If in ` A B C ,A=pi/7,B=(2pi)/7,C=(4pi)/7` then `a^2+b^2+c^2` must be `R^2` (b) `3R^2` (c) `4R^2` (d) `7R^2`

To solve the problem, we need to find the value of \( a^2 + b^2 + c^2 \) in triangle \( ABC \) where the angles are given as \( A = \frac{\pi}{7} \), \( B = \frac{2\pi}{7} \), and \( C = \frac{4\pi}{7} \).

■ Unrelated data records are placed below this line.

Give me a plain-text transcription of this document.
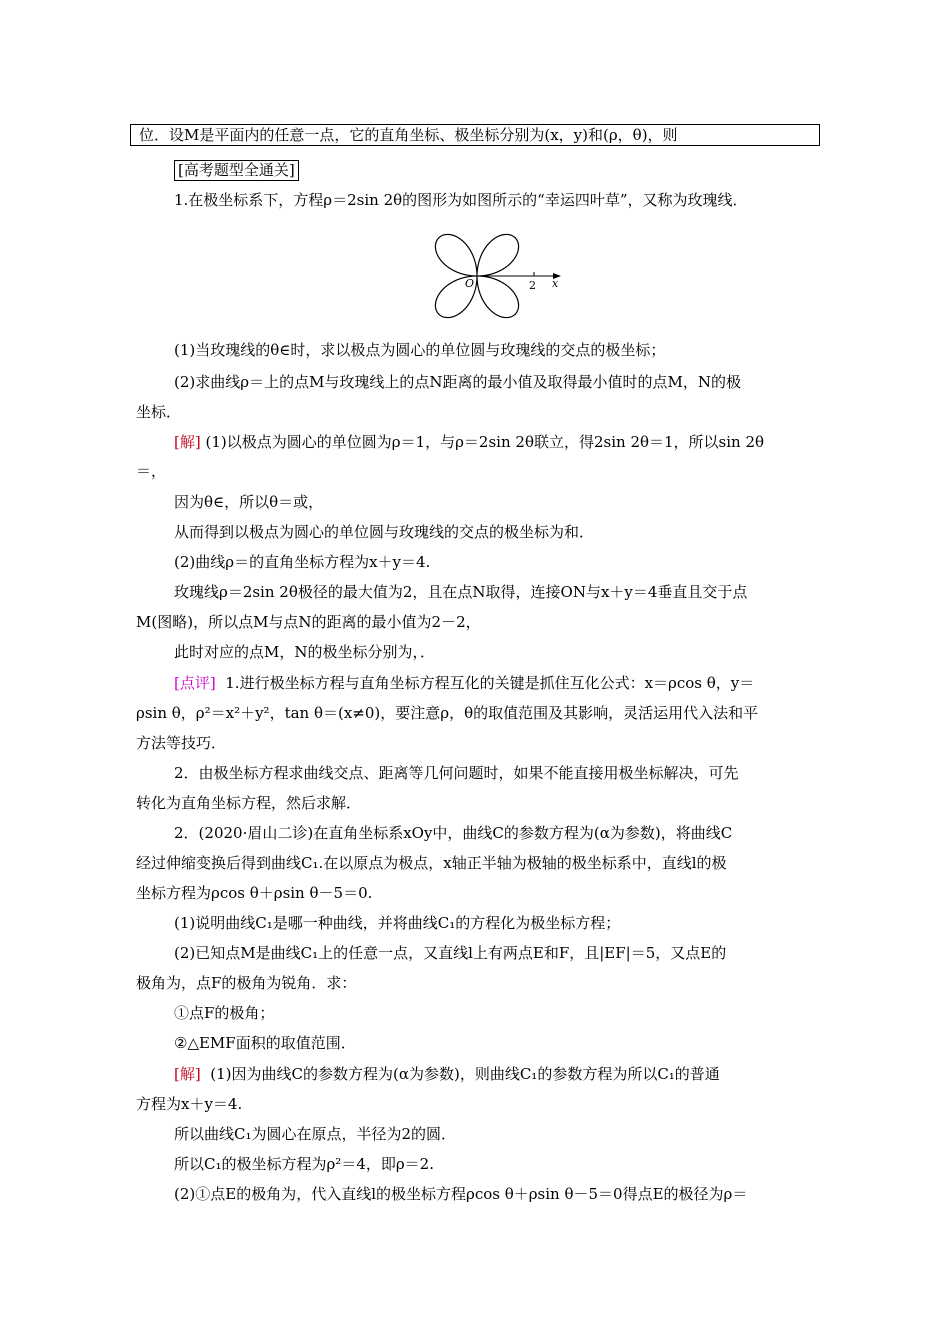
位．设M是平面内的任意一点，它的直角坐标、极坐标分别为(x，y)和(ρ，θ)，则
[高考题型全通关]
1.在极坐标系下，方程ρ＝2sin 2θ的图形为如图所示的“幸运四叶草”，又称为玫瑰线．
O	2 x
(1)当玫瑰线的θ∈时，求以极点为圆心的单位圆与玫瑰线的交点的极坐标；
(2)求曲线ρ＝上的点M与玫瑰线上的点N距离的最小值及取得最小值时的点M，N的极
坐标．
[解] (1)以极点为圆心的单位圆为ρ＝1，与ρ＝2sin 2θ联立，得2sin 2θ＝1，所以sin 2θ
＝，
因为θ∈，所以θ＝或，
从而得到以极点为圆心的单位圆与玫瑰线的交点的极坐标为和．
(2)曲线ρ＝的直角坐标方程为x＋y＝4.
玫瑰线ρ＝2sin 2θ极径的最大值为2，且在点N取得，连接ON与x＋y＝4垂直且交于点
M(图略)，所以点M与点N的距离的最小值为2－2，
此时对应的点M，N的极坐标分别为，．
[点评] 1.进行极坐标方程与直角坐标方程互化的关键是抓住互化公式：x＝ρcos θ，y＝
ρsin θ，ρ²＝x²＋y²，tan θ＝(x≠0)，要注意ρ，θ的取值范围及其影响，灵活运用代入法和平
方法等技巧．
2．由极坐标方程求曲线交点、距离等几何问题时，如果不能直接用极坐标解决，可先
转化为直角坐标方程，然后求解．
2．(2020·眉山二诊)在直角坐标系xOy中，曲线C的参数方程为(α为参数)，将曲线C
经过伸缩变换后得到曲线C₁.在以原点为极点，x轴正半轴为极轴的极坐标系中，直线l的极
坐标方程为ρcos θ＋ρsin θ－5＝0.
(1)说明曲线C₁是哪一种曲线，并将曲线C₁的方程化为极坐标方程；
(2)已知点M是曲线C₁上的任意一点，又直线l上有两点E和F，且|EF|＝5，又点E的
极角为，点F的极角为锐角．求：
①点F的极角；
②△EMF面积的取值范围．
[解] (1)因为曲线C的参数方程为(α为参数)，则曲线C₁的参数方程为所以C₁的普通
方程为x＋y＝4.
所以曲线C₁为圆心在原点，半径为2的圆．
所以C₁的极坐标方程为ρ²＝4，即ρ＝2.
(2)①点E的极角为，代入直线l的极坐标方程ρcos θ＋ρsin θ－5＝0得点E的极径为ρ＝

We will use the sine rule and properties of triangles to reach the solution. ### Step-by-Step Solution: 1. **Use the Sine Rule**: According to the sine rule, we have: \[ a = 2R \sin A, \quad b = 2R \sin B, \quad c = 2R \sin C \] where \( R \) is the circumradius of triangle \( ABC \). 2. **Substituting Values**: Substitute the expressions for \( a \), \( b \), and \( c \): \[ a^2 + b^2 + c^2 = (2R \sin A)^2 + (2R \sin B)^2 + (2R \sin C)^2 \] This simplifies to: \[ a^2 + b^2 + c^2 = 4R^2 (\sin^2 A + \sin^2 B + \sin^2 C) \] 3. **Using the Identity for Sine Squared**: We can express \( \sin^2 A \), \( \sin^2 B \), and \( \sin^2 C \) using the identity: \[ \sin^2 \theta = \frac{1 - \cos(2\theta)}{2} \] Thus, \[ \sin^2 A = \frac{1 - \cos(2A)}{2}, \quad \sin^2 B = \frac{1 - \cos(2B)}{2}, \quad \sin^2 C = \frac{1 - \cos(2C)}{2} \] 4. **Calculating \( \sin^2 A + \sin^2 B + \sin^2 C \)**: Therefore, \[ \sin^2 A + \sin^2 B + \sin^2 C = \frac{3}{2} - \frac{1}{2}(\cos(2A) + \cos(2B) + \cos(2C)) \] 5. **Finding \( \cos(2A) + \cos(2B) + \cos(2C) \)**: We need to calculate \( \cos(2A) + \cos(2B) + \cos(2C) \): - \( 2A = \frac{2\pi}{7} \) - \( 2B = \frac{4\pi}{7} \) - \( 2C = \frac{8\pi}{7} \) We can use the property of cosine: \[ \cos(2A) + \cos(2B) + \cos(2C) = \cos\left(\frac{2\pi}{7}\right) + \cos\left(\frac{4\pi}{7}\right) + \cos\left(\frac{8\pi}{7}\right) \] It is known that: \[ \cos\left(\frac{2\pi}{7}\right) + \cos\left(\frac{4\pi}{7}\right) + \cos\left(\frac{8\pi}{7}\right) = -\frac{1}{2} \] 6. **Substituting Back**: Now substituting back into our equation: \[ \sin^2 A + \sin^2 B + \sin^2 C = \frac{3}{2} - \frac{1}{2}\left(-\frac{1}{2}\right) = \frac{3}{2} + \frac{1}{4} = \frac{6 + 1}{4} = \frac{7}{4} \] 7. **Final Calculation**: Now substituting this into our equation for \( a^2 + b^2 + c^2 \): \[ a^2 + b^2 + c^2 = 4R^2 \cdot \frac{7}{4} = 7R^2 \] ### Conclusion: Thus, the value of \( a^2 + b^2 + c^2 \) is \( 7R^2 \). ### Answer: The correct option is (d) \( 7R^2 \).